In [1]:
import torch
import torch.nn as nn
import torch.nn.functional as F
import math
import torch.fft as fft

# 引入用户提供的组件 (假设在同一路径或已定义)
# from resample_emb import resample_patchemb 

# ==========================================
# 1. 核心工具函数 (基于用户提供的代码)
# ==========================================

def resample_patchemb(old: torch.Tensor, new_patch_len: int):
    """
    LightGTS Flex-Resize 核心逻辑: 利用伪逆动态调整权重矩阵形状
    Input: old [d_model, anchor_len] (注意: nn.Linear.weight 是转置存储的)
    Output: new [d_model, new_patch_len]
    """
    assert old.dim() == 2, "输入张量应为2D (d_model, patch_size)"
    if old.size(1) == new_patch_len:
        return old

    # 这里的逻辑主要是转置处理，适应 SVD/Pinv 的维度要求
    old_T = old.T # [anchor_len, d_model]
    old_shape = old_T.size(0)
    factor = new_patch_len / old_shape
    
    # 定义辅助函数：批量resize (用于构造变换矩阵)
    def resize_fn(x_tensor, new_shape):
        # [1, 1, L] -> interpolate -> [1, 1, New_L]
        return F.interpolate(x_tensor.unsqueeze(0).unsqueeze(0), size=new_shape, mode='linear', align_corners=False).squeeze(0).squeeze(0)

    # 构造缩放矩阵 A
    basis_vectors = torch.eye(old_shape, dtype=torch.float32, device=old.device) # [L, L]
    # Resize 每一行基向量
    # 这里为了效率，其实可以预计算，但在动态周期下需实时计算
    # [L, New_L]
    resize_mat_list = [resize_fn(basis_vectors[i], new_patch_len) for i in range(old_shape)]
    resize_mat = torch.stack(resize_mat_list) 
    
    # 计算伪逆: theta' = delta^-1 * (A)^+ * theta
    # resize_mat corresponds to A.T in the paper's notation xA
    # We need to map weight from P to P'. 
    # paper: theta' = delta^-1 * (A)^+ * theta
    
    resize_mat_pinv = torch.linalg.pinv(resize_mat.T) # pseudo inverse
    
    # 应用变换
    resampled_kernels = resize_mat_pinv @ old_T * math.sqrt(factor)

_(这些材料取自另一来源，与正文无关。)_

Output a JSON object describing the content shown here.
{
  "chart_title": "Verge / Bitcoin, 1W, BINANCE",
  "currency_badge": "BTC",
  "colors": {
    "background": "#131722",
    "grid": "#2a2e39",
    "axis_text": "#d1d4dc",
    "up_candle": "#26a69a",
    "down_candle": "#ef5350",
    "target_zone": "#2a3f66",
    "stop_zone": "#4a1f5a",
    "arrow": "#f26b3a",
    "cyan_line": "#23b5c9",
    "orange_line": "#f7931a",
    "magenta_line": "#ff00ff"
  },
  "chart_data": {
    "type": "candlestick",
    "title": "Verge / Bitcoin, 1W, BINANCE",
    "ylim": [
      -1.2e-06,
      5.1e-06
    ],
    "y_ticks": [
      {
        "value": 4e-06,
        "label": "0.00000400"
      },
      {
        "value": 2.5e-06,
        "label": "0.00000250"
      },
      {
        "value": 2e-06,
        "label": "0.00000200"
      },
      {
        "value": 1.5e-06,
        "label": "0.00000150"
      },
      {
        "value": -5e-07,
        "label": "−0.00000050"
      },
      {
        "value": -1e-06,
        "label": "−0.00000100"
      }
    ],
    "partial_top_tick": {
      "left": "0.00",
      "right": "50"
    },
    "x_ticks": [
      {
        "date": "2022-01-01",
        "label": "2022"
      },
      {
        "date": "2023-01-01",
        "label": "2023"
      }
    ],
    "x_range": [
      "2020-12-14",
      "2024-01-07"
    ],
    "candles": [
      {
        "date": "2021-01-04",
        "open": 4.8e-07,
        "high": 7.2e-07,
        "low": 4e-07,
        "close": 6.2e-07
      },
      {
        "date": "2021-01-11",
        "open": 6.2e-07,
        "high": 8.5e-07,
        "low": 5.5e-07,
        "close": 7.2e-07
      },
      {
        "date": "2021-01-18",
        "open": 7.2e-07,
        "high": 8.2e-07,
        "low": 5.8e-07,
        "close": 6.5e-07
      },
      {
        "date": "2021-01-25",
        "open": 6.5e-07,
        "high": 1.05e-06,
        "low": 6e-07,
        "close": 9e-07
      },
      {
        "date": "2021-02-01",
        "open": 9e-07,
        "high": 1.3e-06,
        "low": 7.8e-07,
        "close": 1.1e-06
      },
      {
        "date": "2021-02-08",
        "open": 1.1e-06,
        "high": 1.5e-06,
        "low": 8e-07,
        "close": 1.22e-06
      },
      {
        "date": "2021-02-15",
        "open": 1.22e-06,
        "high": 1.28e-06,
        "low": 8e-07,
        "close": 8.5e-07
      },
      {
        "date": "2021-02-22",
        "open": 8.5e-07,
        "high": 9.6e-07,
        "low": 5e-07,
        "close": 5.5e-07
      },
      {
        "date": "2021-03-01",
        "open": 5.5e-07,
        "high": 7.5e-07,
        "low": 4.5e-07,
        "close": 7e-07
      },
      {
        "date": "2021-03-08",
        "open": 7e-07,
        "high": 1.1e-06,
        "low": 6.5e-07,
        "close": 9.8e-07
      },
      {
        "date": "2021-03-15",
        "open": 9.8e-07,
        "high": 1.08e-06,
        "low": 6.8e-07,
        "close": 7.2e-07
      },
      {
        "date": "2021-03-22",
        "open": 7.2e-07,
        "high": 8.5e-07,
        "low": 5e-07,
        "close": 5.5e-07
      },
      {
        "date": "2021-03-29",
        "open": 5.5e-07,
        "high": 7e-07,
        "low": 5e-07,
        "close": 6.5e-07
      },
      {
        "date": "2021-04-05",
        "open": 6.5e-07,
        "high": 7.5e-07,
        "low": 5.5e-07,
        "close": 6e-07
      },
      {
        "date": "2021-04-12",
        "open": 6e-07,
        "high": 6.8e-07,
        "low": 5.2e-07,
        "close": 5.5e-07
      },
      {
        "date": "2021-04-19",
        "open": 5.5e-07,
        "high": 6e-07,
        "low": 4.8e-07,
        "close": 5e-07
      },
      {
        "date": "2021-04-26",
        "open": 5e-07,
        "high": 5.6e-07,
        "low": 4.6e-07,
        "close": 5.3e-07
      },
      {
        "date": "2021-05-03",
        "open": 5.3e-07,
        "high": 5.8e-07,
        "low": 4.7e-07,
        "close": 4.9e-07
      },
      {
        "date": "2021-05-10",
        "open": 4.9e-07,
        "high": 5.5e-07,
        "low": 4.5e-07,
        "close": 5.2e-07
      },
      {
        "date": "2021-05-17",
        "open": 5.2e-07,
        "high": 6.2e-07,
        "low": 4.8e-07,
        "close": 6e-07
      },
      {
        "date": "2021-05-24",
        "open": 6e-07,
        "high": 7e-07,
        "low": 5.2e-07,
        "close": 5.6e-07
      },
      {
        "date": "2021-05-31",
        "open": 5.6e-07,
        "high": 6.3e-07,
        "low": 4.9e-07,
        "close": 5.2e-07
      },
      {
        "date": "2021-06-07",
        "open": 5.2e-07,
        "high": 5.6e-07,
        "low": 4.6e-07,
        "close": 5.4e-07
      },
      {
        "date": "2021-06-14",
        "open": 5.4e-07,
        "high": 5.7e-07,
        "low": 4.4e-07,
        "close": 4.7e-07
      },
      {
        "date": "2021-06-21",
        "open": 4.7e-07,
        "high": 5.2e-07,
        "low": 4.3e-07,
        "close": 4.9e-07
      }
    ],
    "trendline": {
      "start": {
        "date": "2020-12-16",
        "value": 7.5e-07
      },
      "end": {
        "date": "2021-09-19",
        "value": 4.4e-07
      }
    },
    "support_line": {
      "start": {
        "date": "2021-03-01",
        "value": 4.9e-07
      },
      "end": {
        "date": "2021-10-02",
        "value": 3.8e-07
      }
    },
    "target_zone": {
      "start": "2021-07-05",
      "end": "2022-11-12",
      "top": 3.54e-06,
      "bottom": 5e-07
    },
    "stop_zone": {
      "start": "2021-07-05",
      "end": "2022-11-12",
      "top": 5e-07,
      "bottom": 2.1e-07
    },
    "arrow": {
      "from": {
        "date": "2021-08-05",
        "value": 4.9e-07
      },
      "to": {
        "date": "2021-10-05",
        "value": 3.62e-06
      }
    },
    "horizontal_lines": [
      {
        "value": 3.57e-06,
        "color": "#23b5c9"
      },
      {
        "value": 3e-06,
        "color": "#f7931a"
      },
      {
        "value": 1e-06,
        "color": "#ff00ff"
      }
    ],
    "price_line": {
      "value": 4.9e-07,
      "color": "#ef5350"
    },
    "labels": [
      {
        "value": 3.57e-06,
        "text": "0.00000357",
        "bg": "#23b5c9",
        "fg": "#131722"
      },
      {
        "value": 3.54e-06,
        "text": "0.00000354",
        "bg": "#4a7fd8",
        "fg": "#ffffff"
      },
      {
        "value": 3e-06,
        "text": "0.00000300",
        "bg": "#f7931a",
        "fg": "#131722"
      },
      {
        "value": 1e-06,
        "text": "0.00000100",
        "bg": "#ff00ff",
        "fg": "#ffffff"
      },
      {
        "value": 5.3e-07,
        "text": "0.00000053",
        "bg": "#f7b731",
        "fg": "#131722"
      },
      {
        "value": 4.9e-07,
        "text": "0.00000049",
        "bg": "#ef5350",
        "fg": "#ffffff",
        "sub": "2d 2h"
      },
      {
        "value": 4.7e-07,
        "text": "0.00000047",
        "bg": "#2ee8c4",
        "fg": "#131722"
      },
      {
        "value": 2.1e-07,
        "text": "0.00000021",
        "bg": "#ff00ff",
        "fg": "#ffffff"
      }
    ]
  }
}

    return resampled_kernels.T # 转回 [d_model, new_patch_len]

def ACF_for_Period_Per_Channel(x, k=2, min_period=4):
    """
    用户提供的 ACF 周期提取函数
    x: [B, T, C] -> 返回 [C, k] (每个通道的 Top-k 周期)
    """
    B, T, C = x.shape
    x_mean = x.mean(dim=1, keepdim=True)
    x_centered = x - x_mean

    # FFT 计算自相关
    n_fft = 1 << (2 * T - 1).bit_length()
    xf = torch.fft.rfft(x_centered, n=n_fft, dim=1)
    power_spectrum = xf * torch.conj(xf)
    acf = torch.fft.irfft(power_spectrum, n=n_fft, dim=1)
    acf = acf[:, :T, :]
    
    # 聚合 Batch 维度
    avg_acf = acf.mean(dim=0) # [T, C]
    
    # 掩码处理
    avg_acf[:min_period, :] = -float('inf')
    
    prev_lag = torch.roll(avg_acf, 1, dims=0)
    next_lag = torch.roll(avg_acf, -1, dims=0)
    prev_lag[0, :] = -float('inf')
    next_lag[-1, :] = -float('inf')
    
    is_peak = (avg_acf > prev_lag) & (avg_acf > next_lag) & (avg_acf > 0)
    masked_acf = avg_acf.clone()
    masked_acf[~is_peak] = -float('inf')
    
    # 提取 Top-K
    top_vals, top_inds = torch.topk(masked_acf, k, dim=0)
    
    return top_inds.t() # [C, k]

# ==========================================
# 2. 核心模块: Attentive Aggregator
# ==========================================

class AttentiveAggregator(nn.Module):
    """
    替代简单的“同步平均”。
    利用 Attention 机制，根据 Query (Last Patch) 动态聚合所有历史周期的 Patch。
    """
    def __init__(self, d_model, n_heads=4, dropout=0.1):
        super().__init__()
        self.attn = nn.MultiheadAttention(embed_dim=d_model, num_heads=n_heads, batch_first=True, dropout=dropout)
        self.norm = nn.LayerNorm(d_model)
        self.dropout = nn.Dropout(dropout)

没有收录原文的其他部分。